- 658 Okunma
- 10 Yorum
- 0 Beğeni
Çocuk Yetiştirmek Sanattır 1
Kucağımıza yeni doğmuş bir bebeği ilk aldığımız anda ne düşünürüz:sevgi ,şefkat,koruma ,
acıma daha çok çeşitli tercihleri sıralayabiliriz.En önemlisi ,belki bir çoğumuzun aklına hemen gelmeyebilir.O bebeğin bembeyaz bir sayfa olduğu,onu bakıp büyütecek kişilerin ellerinde ya doğru ya da yalnış yazılarla dolacağı,kişiliğinin alacağı terbiye ve eğitimle şekilleneceğidir.
Bir anne düşünün,15 ya da 16 yaşında ;kendisi çocuk denecek yaşta ,babasının ,evden bir boğaz eksilsin diye ,adı başlık parası ya da süt parası mazeretleri ile parayı bastıran;kıza denk mi değil mi bakılmadan ,kendinden oldukça büyük bir adamla evlendirilmiş.Eğitimsiz ,
huyu suyu kızına uygun mu?onu hoş tutar mı?
Bu çocuk yaşta,henüz kendi karakteri oturmamış gençten nasıl bir anne bekleyebiliriz.
Daha iyisini düşünelim ,kızımız okutulmuş ,hem ahireti için gerekli olan bilgileri almış,hem de genel kültürünü ve dünyasını yoluna koymuş, okulunu bitirip kariyer yapmış.Yaşı fazla ilerlemeden çocuk sahibi olmak elbetteki hakkı.Yalnız iş çocuğun bakımına gelince ,ya anneye ya da kayınvalideye müracaat.İyi güzel de :
-Biiir ..Anne veya kayınvalide nerden bakarsanız bakın en az 50 lili yaşlarda ya da daha yukarı olacak yaşta.Yaradan, çocuk büyütmek çok sabır, çok emek gerektirdiği için ,anne olma görevini genç yaşlarda veriyor kadın kullarına.
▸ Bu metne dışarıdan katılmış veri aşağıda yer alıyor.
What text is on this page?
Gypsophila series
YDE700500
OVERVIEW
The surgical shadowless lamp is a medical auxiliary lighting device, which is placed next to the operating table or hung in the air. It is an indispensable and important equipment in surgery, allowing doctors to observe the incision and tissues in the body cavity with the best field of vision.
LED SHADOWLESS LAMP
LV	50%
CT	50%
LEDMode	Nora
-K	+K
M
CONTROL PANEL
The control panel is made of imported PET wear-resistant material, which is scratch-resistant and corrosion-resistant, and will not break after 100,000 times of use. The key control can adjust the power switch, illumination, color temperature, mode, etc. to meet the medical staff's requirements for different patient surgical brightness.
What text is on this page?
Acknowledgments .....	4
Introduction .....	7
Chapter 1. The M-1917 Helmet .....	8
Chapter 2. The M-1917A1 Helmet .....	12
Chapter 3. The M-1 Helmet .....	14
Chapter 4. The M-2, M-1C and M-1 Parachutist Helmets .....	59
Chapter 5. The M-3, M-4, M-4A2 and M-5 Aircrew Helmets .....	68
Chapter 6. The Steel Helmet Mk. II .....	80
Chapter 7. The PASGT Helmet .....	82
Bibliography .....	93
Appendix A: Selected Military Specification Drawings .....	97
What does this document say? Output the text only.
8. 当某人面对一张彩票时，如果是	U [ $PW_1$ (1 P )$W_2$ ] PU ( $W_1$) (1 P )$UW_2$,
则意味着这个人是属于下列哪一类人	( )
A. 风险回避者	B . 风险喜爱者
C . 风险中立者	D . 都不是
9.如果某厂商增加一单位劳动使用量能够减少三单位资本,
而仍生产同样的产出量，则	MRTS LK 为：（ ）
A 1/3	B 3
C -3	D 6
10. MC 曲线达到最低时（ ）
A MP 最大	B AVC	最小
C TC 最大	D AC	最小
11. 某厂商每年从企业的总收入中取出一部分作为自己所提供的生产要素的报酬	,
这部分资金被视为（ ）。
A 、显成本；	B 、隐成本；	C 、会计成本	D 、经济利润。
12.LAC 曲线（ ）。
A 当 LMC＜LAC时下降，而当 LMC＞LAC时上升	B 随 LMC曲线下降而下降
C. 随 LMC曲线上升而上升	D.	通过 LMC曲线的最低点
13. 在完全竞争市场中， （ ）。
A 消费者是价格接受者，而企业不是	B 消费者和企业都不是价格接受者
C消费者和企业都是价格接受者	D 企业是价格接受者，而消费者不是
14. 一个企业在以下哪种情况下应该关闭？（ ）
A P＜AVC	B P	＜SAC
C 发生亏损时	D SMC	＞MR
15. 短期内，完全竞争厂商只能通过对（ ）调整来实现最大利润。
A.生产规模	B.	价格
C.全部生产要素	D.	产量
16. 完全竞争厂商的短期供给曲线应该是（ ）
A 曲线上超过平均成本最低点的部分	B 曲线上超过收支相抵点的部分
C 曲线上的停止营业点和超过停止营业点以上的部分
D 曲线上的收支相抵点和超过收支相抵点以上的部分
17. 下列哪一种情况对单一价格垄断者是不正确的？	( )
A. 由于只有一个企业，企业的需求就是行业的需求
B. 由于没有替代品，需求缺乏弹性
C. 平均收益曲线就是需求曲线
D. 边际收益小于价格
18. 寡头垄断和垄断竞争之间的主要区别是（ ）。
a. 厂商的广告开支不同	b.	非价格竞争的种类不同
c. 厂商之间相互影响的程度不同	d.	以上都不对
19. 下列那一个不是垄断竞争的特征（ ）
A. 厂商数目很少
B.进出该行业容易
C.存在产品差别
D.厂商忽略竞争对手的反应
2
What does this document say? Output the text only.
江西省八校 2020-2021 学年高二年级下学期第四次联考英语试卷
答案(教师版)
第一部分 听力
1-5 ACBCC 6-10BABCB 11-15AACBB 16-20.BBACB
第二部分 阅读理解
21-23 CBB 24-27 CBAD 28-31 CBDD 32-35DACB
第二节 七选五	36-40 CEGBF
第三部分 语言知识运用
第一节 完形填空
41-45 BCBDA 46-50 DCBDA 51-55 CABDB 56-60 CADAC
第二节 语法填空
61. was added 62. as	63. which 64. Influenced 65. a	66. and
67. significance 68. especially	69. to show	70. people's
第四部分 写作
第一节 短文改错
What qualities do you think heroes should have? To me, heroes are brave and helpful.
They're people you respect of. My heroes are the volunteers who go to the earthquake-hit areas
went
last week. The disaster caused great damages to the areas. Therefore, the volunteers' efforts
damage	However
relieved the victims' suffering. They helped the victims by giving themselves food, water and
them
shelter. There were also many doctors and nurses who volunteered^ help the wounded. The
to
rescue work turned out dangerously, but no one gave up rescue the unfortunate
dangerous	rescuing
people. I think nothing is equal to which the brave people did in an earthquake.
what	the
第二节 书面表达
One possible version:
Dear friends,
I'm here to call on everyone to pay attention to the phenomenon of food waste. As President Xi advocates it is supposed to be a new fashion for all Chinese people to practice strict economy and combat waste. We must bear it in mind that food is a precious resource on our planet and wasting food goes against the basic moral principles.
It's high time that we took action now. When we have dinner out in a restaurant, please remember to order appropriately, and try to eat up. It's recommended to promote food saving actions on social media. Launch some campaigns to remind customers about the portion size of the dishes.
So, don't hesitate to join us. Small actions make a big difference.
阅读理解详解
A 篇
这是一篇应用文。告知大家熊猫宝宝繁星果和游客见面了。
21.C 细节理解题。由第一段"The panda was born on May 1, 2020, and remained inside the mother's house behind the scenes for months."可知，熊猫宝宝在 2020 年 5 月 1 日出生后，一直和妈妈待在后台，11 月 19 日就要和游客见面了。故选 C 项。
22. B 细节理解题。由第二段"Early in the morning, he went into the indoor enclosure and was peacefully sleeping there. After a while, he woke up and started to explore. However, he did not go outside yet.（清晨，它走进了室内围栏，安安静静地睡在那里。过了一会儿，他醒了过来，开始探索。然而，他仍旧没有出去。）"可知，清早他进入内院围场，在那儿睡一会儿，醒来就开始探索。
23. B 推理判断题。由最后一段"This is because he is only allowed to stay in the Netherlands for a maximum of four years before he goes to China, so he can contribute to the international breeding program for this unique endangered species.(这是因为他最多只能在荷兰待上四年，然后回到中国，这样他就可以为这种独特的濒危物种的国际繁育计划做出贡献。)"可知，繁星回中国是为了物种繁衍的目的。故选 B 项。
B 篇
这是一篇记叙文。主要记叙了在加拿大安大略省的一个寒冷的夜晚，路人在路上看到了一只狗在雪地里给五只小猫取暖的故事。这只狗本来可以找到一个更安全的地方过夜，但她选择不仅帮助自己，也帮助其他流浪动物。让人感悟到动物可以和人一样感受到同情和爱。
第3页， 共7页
-ikii..Babaanne ve anneanneler elbetteki torunlarını canları gibi severler.Ama anne sıcaklığı ,şefkati kokusu anneye özeldir;hiç kimse o yeri dolduramaz.
-Üçç..Annenin işten yorgun argın döndüğünü düşünelim.:Çocuk anneyi çok özledi ,onun sevgisine ,ilgisine onunla zamanı paylaşmaya muhtaç;annenin de ,eve dönecek eş ve varsa diğer çocuklara yemek hazırlama zorunluluğu var.
-Daha iyi şartlarda bir aile düşünelim.Maddi durumları oldukça iyi, çocuğun bakıcısı ve ev işlerini yapan yardımcı var .Anne yorgun argın gelmiş :
-Aman dur çocuğum ,bugün aşırı yoruldum .Git ablan seninle oynayacak(bakıcı kastediliyor)veya okul çağında çocuksa derslerine yardım edecek.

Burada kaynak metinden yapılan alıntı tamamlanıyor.